Farmacisti e veterinari avvisano:
«Troppi antibiotici mettono a rischio»
INCONTRO con oltre 200 professionisti. Luciano Diomedi, presidente dell'Ordine di Macerata: «I cosiddetti superbatteri resistenti alle medicine si generano anche a causa di abitudini e comportamenti scorretti del singolo»

L’incontro a Montegranaro
Lotta all’antibiotico resistenza. Oltre 200 farmacisti e veterinari si sono ritrovati in questi giorni per discutere di un problema sanitario che rischia di trasformarsi in vera emergenza. L’uso inappropriato degli antibiotici in campo umano o veterinario sta innalzando infatti la soglia della resistenza delle persone a queste medicine, con il rischio che non siano più efficaci quando servono. La previsione è apocalittica: andando avanti così nel 2050 l’antibiotico resistenza sarà la prima causa di morte, superando anche il cancro. L’incontro, organizzato dagli ordini professionali dei farmacisti, veterinari e da Federdarma, si è svolto all’hotel Horizon di Montegranaro.

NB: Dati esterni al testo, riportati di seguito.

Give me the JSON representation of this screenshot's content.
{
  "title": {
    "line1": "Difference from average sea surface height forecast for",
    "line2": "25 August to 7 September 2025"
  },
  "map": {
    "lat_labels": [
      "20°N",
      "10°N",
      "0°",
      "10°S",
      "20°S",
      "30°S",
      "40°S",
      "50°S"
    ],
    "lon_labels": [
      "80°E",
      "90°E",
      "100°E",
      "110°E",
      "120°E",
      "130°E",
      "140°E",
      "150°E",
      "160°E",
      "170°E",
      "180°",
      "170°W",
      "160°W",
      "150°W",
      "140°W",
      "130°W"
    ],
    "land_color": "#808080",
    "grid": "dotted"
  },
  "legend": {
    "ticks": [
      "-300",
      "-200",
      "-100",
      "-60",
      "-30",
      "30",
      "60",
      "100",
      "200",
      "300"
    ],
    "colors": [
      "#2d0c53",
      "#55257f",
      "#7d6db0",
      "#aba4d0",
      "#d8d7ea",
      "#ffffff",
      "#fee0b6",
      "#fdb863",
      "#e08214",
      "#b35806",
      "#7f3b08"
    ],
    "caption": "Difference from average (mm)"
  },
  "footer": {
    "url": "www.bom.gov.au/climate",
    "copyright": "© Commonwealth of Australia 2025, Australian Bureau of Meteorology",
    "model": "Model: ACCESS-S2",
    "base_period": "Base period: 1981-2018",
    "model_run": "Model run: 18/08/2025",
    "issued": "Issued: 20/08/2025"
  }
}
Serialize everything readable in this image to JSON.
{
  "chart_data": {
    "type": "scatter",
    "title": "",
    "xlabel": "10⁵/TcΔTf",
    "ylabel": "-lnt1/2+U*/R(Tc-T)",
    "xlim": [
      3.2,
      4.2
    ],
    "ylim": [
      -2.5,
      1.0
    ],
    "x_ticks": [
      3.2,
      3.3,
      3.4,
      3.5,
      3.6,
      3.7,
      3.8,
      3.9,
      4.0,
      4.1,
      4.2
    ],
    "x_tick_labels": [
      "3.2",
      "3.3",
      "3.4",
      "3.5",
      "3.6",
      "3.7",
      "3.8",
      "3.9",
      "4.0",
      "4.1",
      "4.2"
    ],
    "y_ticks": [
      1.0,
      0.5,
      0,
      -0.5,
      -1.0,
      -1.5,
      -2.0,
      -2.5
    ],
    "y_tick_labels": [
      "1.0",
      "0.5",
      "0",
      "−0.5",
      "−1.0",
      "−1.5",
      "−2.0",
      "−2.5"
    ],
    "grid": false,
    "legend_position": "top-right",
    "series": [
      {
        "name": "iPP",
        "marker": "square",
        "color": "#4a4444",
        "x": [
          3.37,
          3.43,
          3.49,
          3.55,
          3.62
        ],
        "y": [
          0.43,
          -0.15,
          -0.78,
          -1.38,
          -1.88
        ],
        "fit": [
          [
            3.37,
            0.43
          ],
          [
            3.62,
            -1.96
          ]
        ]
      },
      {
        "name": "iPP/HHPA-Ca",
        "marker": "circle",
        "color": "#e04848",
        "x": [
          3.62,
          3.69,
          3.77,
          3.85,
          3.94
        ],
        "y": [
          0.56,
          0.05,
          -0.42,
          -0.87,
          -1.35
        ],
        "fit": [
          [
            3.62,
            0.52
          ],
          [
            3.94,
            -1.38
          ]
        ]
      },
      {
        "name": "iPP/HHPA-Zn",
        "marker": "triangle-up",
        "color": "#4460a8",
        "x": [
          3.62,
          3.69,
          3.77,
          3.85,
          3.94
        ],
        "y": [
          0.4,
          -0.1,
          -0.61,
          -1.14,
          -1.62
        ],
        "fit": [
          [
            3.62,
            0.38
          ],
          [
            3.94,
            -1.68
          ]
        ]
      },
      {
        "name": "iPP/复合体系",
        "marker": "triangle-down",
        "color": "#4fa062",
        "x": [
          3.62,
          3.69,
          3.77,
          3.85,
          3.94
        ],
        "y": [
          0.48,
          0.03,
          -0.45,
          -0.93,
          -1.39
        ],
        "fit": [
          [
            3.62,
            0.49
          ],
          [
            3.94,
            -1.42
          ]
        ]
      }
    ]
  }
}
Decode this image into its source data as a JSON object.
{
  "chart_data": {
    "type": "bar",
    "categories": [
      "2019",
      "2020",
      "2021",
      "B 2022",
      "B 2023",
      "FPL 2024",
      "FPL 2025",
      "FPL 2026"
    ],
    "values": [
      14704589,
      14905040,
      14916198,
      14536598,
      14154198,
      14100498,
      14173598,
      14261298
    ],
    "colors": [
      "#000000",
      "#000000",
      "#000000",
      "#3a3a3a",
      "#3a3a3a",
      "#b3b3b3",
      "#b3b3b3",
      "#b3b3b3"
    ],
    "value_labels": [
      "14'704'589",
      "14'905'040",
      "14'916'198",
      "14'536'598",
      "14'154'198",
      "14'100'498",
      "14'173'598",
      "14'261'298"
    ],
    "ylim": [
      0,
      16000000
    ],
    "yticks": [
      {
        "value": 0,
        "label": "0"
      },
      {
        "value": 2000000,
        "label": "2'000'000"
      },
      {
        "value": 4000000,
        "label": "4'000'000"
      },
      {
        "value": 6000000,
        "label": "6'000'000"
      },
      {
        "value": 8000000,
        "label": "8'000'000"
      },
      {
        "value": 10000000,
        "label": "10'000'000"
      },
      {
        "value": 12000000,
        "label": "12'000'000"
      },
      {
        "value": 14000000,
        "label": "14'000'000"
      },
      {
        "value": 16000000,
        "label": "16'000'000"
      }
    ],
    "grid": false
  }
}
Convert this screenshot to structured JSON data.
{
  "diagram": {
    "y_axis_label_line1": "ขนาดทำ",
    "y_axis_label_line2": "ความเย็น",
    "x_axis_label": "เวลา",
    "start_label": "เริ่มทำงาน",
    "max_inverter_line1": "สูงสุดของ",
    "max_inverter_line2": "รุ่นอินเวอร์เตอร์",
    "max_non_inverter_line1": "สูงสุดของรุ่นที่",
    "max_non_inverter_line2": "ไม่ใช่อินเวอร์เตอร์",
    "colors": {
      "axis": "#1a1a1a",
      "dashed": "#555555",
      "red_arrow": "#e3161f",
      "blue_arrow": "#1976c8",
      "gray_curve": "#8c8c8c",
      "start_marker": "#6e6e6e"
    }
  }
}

«Oggi la farmacia riveste un ruolo centrale come primo presidio sanitario sul territorio – ha spiegato Ida Maria Kaczmarek, presidente Federfarma Macerata. – Il farmacista deve riconoscersi in questo nuovo ruolo di operatore sanitario sul territorio, in grado di dialogare con i pazienti, che ben conosce, suggerendo loro il comportamento più corretto da seguire qualora debbano affrontare una terapia antibiotica». Giovanni Cervigli, presidente dell’ordine dei Veterinari, ha assicurato che «i veterinari saranno in prima linea per una consapevole applicazione dell’uso appropriato dell’antibiotico nel campo veterinario. La chiamata del Ministero ci ha trovati sensibili alla riduzione di questo delicato fenomeno». Infine Luciano Diomedi, presidente dell’ordine dei Farmacisti di Macerata, ha aggiunto che «tutelare l’efficacia dell’antibiotico richiede il contributo di tutti. I cosiddetti superbatteri resistenti agli antibiotici, che ogni anno causano in Europa la morte di oltre 33mila persone, di cui 10mila nel nostro paese, non sono una calamità inevitabile, ma si generano anche a causa di abitudini e comportamenti scorretti del singolo. Prima di assumere qualsiasi farmaco è bene chiedere consiglio, non allo smartphone ma a un professionista della salute e i farmacisti sono sempre disponibili per informare e consigliare». La serata ha toccato anche altri argomenti come la ricetta veterinaria elettronica spiegata dai medici Baguini, Mattozzi e Grilli.